Partidos já desaparecidos olham para as eleições entre a esperança e o desencanto
DN

Partidos já desaparecidos olham para as eleições entre a esperança e o desencanto

Alguns talvez ainda retornem, enquanto outros viram a extinção oficializada. Certo é que nos boletins de voto não constarão partidos que tiveram mais sonhos do que votos. Entre os criadores há quem diga que fazem falta.
Publicado a
Atualizado a

Maior caso de sucesso entre os partidos políticos portugueses já desaparecidos, o Partido da Solidariedade Nacional (PSN) elegeu o seu presidente (e cabeça de lista por Lisboa), Manuel Sérgio, para a Assembleia da República nas legislativas de 1991, quando o PSD de Cavaco Silva obteve a segunda maioria consecutiva. Quase 33 anos mais tarde, a principal figura desse “partido dos reformados”, agora com 90 anos, considera que tal fenómeno seria irrepetível , não só porque “hoje as pessoas estão mais informadas”, como também porque “os velhos votam em quem os filhos mandam votar”.

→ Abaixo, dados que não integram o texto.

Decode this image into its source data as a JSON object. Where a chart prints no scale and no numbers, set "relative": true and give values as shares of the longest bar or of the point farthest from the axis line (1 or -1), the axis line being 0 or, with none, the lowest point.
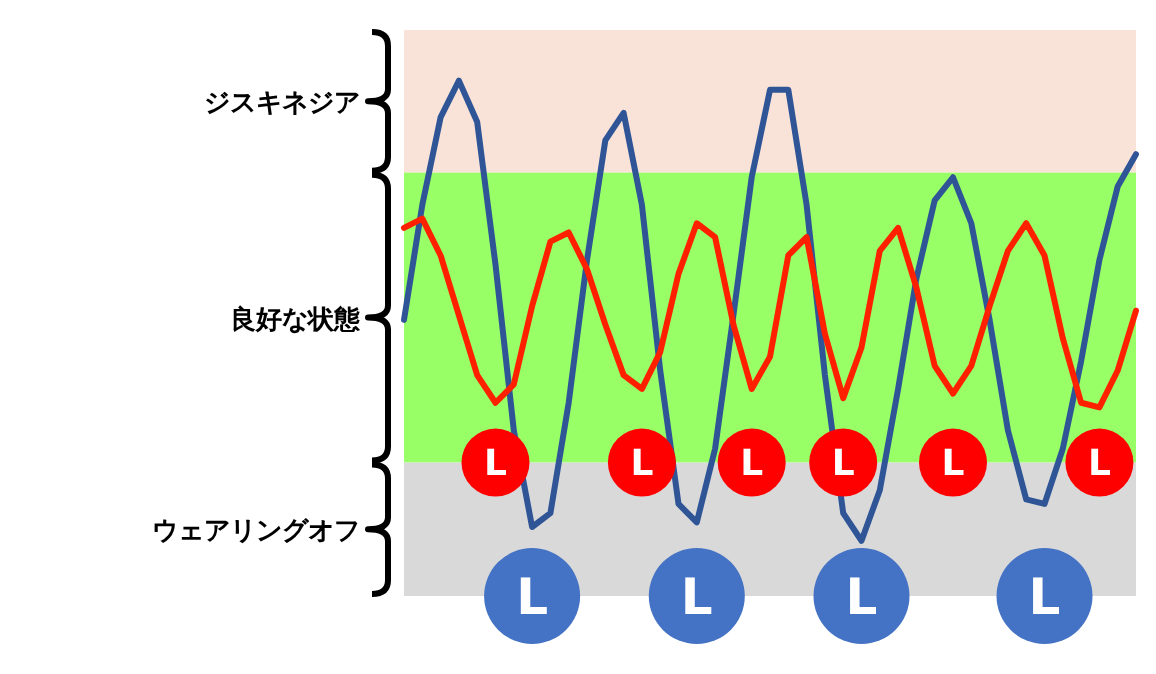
{
  "chart_data": {
    "type": "line",
    "relative": true,
    "categories": [
      null,
      null,
      null,
      null,
      null,
      null,
      null,
      null,
      null,
      null,
      null,
      null,
      null,
      null,
      null,
      null,
      null,
      null,
      null,
      null,
      null,
      null,
      null,
      null,
      null,
      null,
      null,
      null,
      null,
      null,
      null,
      null,
      null,
      null,
      null,
      null,
      null,
      null,
      null,
      null,
      null
    ],
    "series": [
      {
        "color": "#2f5597",
        "values": [
          0.48,
          0.73,
          0.92,
          1.0,
          0.91,
          0.6,
          0.24,
          0.03,
          0.06,
          0.3,
          0.61,
          0.87,
          0.93,
          0.73,
          0.37,
          0.08,
          0.04,
          0.2,
          0.49,
          0.79,
          0.98,
          0.98,
          0.73,
          0.36,
          0.06,
          0,
          0.11,
          0.33,
          0.57,
          0.74,
          0.79,
          0.69,
          0.48,
          0.24,
          0.09,
          0.08,
          0.2,
          0.39,
          0.61,
          0.77,
          0.84
        ]
      },
      {
        "color": "#ff2000",
        "values": [
          0.68,
          0.7,
          0.62,
          0.49,
          0.36,
          0.3,
          0.34,
          0.51,
          0.65,
          0.67,
          0.59,
          0.47,
          0.36,
          0.33,
          0.41,
          0.58,
          0.69,
          0.66,
          0.47,
          0.33,
          0.4,
          0.62,
          0.66,
          0.45,
          0.31,
          0.42,
          0.63,
          0.68,
          0.55,
          0.38,
          0.32,
          0.38,
          0.51,
          0.63,
          0.69,
          0.62,
          0.44,
          0.3,
          0.29,
          0.37,
          0.5
        ]
      }
    ],
    "bands": [
      {
        "axis": "y",
        "from": 0.8,
        "to": 1.11,
        "label": "ジスキネジア",
        "color": "#f9e3d8"
      },
      {
        "axis": "y",
        "from": 0.17,
        "to": 0.8,
        "label": "良好な状態",
        "color": "#99ff66"
      },
      {
        "axis": "y",
        "from": -0.12,
        "to": 0.17,
        "label": "ウェアリングオフ",
        "color": "#d9d9d9"
      }
    ],
    "annotations": [
      "L",
      "L",
      "L",
      "L",
      "L",
      "L",
      "L",
      "L",
      "L",
      "L"
    ]
  }
}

Entre os muitos partidos extintos ou dissolvidos pelo Tribunal Constitucional, nenhum outro se pode orgulhar de ter conseguido eleger deputados - o Partido Renovador Democrático (PRD), que teve 45 eleitos e mais de um milhão de votos em 1985, catapultado pelo prestígio do então Presidente da República, Ramalho Eanes, não desapareceu formalmente, desviando-se para a extrema-direita, primeiro enquanto Partido Nacional Renovador e depois como Ergue-te.

Para Manuel Sérgio, professor jubilado de Motricidade Humana que é o mestre do special one José Mourinho, algo como o PSN não faria sentido nestas legislativas. Desde logo pela falta de meios de um projeto feito “por meia dúzia de pessoas de idade” e sem quadros capazes de suprir necessidades do trabalho parlamentar, o que na altura o levou a tomar a decisão polémica de ter a filha a dar-lhe apoio na Assembleia da República.

Olhando para o panorama político, Manuel Sérgio reconhece no PS, muitas vezes visto como o novo partido dos reformados, “uma força comunicacional que a gente não tinha”. E, assumindo-se como um homem de esquerda, vê Pedro Nuno Santos como o “mais habilitado para ser primeiro-ministro”.

Mas à atenção do nonagenário também não escapa André Ventura, “caso excecional de um reativo”, na medida em que “fala imediatamente contra qualquer defeito na governação ou na vida social”. Mas não antevê êxito a longo prazo ao líder do Chega, antecipando que “um dia vai dar um trambolhão que nem ele está a medir”, pois “para o que ele promete não há dinheiro”. Admitindo desencanto com a política nacional, que compara ao futebol, por “o segundo ser o primeiro dos últimos”, Manuel Sérgio aponta a qualidade dos diversos grupos parlamentares como um sintoma preocupante. “Defeitos todos os partidos têm, mas quando estive na Assembleia da República dei-me com pessoas de outro nível”, diz ao DN, evocando Almeida Santos, Barbosa de Melo, Manuel Alegre e Raul Rego.

Sem nunca ter voltado a ser eleita deputada desde que saiu do PS, no final dos Anos 70, em choque com Mário Soares, Carmelinda Pereira fundou o Partido Operário de Unidade Socialista (POUS), que entre 1979 e 2011 participou em 11 legislativas até os seus membros decidirem a dissolução, em 2020.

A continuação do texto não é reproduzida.